Chandaneswar is famous for Chandaneswar temple of Lord Siva Every year in the month of 'Chaitra' (from 14 March to 14 April) an Odisha famous "Chadak Mela/Chaitra Mela/Udaa". It continues for 13 days (13 Arghya to 1 Arghya discounting). The Bhaktas (devotees) accept paita (pabitrata). The Bhaktas with their 'manaskamana' come from all over the country. From last 5th Arghya to 3rd Arghya the Bhaktas increase in numbers. Near about 3 to 4 lakh of Bhaktas offer their Arghyas (prayer) at night only.

They fast the whole day not even swallowing their spit. Last 4th Arghya day "Kamina Baha" (marriage of Lord Siva with Kamina, daughter of demon Nila), second Arghyaday "Nila Parba" and the first Arghya day "Paata Parbha (Mala Chandani).

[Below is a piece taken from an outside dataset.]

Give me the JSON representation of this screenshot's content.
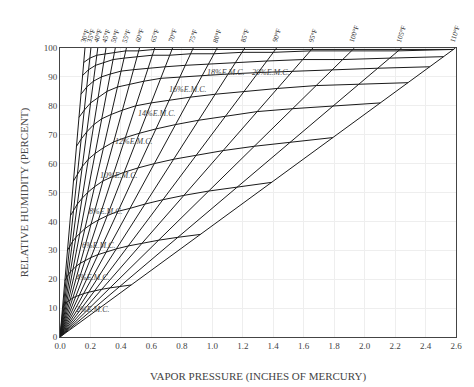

As per the rigorous manasik point of view some Bhaktas prick their bodies and tongues with iron nails. The whole gathering is controlled by the Paata Bhakta and Odisha Government. After the Paata Parba the Bhaktas remove their Paitas after their last Arghya and float in the sea but the fair continues another seven or eight days more.